If We want to send an object or piece of data through a network We can use streams of bytes.
If We want to save some data to the disk We can again use the binary mode along with the byte streams and save it.
So Whats the advantage of using serialization?
Why do we need to use serialization?
Technically on the low-level, your serialized object will also end up as a stream of bytes on your cable or your filesystem...
So you can also think of it as a standardized and already available way of converting your objects to a stream of bytes. Storing/transferring object is a very common requirement, and it has less or little meaning to reinvent this wheel in every application.
As other have mentioned, you also know that this object->stream_of_bytes implementation is quite robust, tested, and generally architecture-independent.
This does not mean it is the only acceptable way to save or transfer an object: in some cases, you'll have to implement your own methods, for example to avoid saving unnecessary/private members (for example for security or performance reasons). But if you are in a simple case, you can make your life easier by using the serialization/deserialization of your framework, language or VM instead of having to implement it by yourself.
Hope this helps.
Among other reasons to be compatible between architecture. An integer doesn't have the same number of bytes from one architecture to another, and sometimes from one compiler to another.
Plus what you're talking about is still serialization. Binary Serialization. You're putting all the bytes of your object together in order to store them and be able to reconvert them as an object later. This is serializing.
More info on wikipedia
Serialization is the process of converting an object into a stream so that it can be saved in any physical file like (XML) or can be saved in Database. The main purpose of Serialization in C# is to persist an object and save it in any specified storage medium like stream, physical file or DataBase.
In General, serialization is a method to persist an object's state, but i suggest you to read this wiki page, it is pretty detailed and correct in my opinion:
Designing Data Intensive Applications book:
Programs usually work with data in (at least) two different representations:
- In memory, data is kept in objects, structs, lists, arrays, hash tables, trees, and so on. These data structures are optimized for efficient access and manipulation by the CPU (typically using pointers).

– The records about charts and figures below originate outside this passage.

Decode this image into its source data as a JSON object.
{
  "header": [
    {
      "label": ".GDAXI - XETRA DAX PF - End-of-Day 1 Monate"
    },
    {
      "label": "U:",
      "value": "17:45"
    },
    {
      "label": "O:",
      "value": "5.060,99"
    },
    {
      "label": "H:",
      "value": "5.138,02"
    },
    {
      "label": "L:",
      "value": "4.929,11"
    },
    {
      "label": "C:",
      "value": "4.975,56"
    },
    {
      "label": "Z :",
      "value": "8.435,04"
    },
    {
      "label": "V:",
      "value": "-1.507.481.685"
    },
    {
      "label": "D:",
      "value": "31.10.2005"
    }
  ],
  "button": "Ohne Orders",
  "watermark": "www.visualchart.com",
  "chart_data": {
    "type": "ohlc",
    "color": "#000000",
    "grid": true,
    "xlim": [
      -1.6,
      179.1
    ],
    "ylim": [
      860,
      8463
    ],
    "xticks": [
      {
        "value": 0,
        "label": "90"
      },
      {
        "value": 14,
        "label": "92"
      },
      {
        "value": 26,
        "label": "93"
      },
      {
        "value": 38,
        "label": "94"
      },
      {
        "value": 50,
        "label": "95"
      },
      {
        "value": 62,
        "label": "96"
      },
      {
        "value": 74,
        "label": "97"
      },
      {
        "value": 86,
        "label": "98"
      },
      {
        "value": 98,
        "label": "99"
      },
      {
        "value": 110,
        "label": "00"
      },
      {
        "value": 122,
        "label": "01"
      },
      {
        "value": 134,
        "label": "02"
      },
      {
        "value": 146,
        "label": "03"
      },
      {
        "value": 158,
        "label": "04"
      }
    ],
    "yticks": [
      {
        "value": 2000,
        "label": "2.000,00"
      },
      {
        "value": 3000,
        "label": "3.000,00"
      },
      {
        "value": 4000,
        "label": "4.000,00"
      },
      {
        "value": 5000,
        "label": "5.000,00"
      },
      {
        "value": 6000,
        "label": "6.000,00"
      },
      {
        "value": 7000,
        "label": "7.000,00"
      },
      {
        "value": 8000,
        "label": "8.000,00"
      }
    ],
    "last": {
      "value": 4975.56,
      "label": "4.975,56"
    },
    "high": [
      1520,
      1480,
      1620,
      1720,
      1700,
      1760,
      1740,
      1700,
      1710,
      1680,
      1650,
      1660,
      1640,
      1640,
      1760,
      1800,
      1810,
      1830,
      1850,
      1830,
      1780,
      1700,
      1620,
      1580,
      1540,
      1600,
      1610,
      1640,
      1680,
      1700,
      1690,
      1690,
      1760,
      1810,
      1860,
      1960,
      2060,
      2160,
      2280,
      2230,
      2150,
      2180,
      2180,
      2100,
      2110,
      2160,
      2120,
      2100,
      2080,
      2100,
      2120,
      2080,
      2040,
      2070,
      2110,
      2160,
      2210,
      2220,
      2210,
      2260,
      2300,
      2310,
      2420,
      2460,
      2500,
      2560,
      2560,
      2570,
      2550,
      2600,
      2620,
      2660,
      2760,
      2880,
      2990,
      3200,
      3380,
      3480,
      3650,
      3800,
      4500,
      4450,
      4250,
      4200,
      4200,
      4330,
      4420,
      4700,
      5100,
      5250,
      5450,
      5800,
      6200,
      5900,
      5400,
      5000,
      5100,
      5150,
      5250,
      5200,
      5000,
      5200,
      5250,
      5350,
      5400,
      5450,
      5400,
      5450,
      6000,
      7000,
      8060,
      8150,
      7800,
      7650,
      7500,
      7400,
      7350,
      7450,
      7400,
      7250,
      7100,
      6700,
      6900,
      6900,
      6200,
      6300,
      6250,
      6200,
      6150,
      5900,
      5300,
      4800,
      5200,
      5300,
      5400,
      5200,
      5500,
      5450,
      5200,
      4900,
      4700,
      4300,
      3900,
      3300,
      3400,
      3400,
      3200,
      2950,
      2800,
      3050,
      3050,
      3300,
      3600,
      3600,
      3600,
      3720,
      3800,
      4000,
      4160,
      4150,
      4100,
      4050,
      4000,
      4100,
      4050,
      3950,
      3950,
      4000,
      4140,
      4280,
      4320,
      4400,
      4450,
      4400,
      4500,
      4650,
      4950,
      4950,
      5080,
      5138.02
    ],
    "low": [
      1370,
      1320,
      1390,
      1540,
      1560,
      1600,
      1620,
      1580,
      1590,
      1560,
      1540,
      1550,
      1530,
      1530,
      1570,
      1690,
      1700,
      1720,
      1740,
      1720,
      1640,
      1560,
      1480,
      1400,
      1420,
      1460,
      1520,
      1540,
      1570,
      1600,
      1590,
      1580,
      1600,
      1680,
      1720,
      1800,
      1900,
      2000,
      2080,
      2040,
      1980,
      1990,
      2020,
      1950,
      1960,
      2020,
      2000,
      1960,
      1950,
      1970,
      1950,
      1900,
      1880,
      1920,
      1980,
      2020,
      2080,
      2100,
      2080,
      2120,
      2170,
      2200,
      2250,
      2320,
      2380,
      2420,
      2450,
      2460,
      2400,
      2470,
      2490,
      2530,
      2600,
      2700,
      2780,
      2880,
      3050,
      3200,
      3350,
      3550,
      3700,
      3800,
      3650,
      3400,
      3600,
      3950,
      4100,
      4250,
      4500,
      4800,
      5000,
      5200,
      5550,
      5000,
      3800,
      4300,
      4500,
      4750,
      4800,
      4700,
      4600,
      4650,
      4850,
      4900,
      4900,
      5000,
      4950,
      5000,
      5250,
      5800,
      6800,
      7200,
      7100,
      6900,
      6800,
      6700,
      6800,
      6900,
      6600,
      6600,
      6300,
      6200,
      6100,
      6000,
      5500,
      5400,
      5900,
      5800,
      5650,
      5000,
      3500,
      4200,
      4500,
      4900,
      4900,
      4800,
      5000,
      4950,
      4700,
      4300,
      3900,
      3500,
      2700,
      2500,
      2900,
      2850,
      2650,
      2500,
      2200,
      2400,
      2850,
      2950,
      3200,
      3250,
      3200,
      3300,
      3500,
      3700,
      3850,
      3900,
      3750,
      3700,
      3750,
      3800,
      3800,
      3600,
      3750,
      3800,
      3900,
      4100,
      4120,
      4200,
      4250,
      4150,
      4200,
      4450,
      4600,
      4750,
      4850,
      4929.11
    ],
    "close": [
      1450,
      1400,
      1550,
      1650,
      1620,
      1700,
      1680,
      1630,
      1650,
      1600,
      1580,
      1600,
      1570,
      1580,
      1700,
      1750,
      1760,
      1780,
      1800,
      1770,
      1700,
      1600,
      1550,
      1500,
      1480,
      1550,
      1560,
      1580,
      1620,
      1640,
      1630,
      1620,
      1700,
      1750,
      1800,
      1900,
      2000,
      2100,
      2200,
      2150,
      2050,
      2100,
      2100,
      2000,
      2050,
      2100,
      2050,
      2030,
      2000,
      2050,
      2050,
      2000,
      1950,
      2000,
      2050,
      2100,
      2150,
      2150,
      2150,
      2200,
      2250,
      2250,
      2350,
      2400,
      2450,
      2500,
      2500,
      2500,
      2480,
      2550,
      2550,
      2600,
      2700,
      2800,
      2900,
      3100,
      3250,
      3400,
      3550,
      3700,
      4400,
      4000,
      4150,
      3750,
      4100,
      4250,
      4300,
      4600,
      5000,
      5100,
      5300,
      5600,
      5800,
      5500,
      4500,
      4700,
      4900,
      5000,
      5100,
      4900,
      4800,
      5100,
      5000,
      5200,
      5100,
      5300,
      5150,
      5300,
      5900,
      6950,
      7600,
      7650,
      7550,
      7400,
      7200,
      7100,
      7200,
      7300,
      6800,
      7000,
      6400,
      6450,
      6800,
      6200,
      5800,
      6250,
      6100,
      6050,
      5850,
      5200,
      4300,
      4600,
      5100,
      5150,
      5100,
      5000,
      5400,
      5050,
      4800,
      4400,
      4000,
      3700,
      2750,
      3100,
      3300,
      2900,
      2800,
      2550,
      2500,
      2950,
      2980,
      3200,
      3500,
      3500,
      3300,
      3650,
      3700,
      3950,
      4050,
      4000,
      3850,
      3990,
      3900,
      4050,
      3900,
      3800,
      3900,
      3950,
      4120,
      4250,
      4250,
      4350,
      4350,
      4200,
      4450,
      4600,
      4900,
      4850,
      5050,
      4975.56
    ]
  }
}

- When you want to write data to a file or send it over the network, you have to encode it as some kind of self-contained sequence of bytes (for example, a JSON document). Since a pointer wouldn’t make sense to any other process, this sequence-of-bytes representation looks quite different from the data structures that are normally used in memory. Thus, we need some kind of translation between the two representations. The translation from the in-memory representation to a byte sequence is called encoding (also known as serialization or marshalling), and the reverse is called decoding (parsing, deserialization, unmarshalling).
In serialization, the point is not turning an object into bits and bytes, objects ARE bits and bytes already. Serialization is the process of making the object's "state" persistent. Notice the word "state", which means the values of the instance variables of the entire object graph (the target object and all the objects it references either directly or indirectly) WITHOUT methods and other extra runtime stuff stuck to them (and of course plus a little more info that JVM needs for restoration of these objects, such as their class types).
So this is the main reason of its necessity: Storing the whole bytes of objects would be expensive, and for all intents and purposes, unnecessary.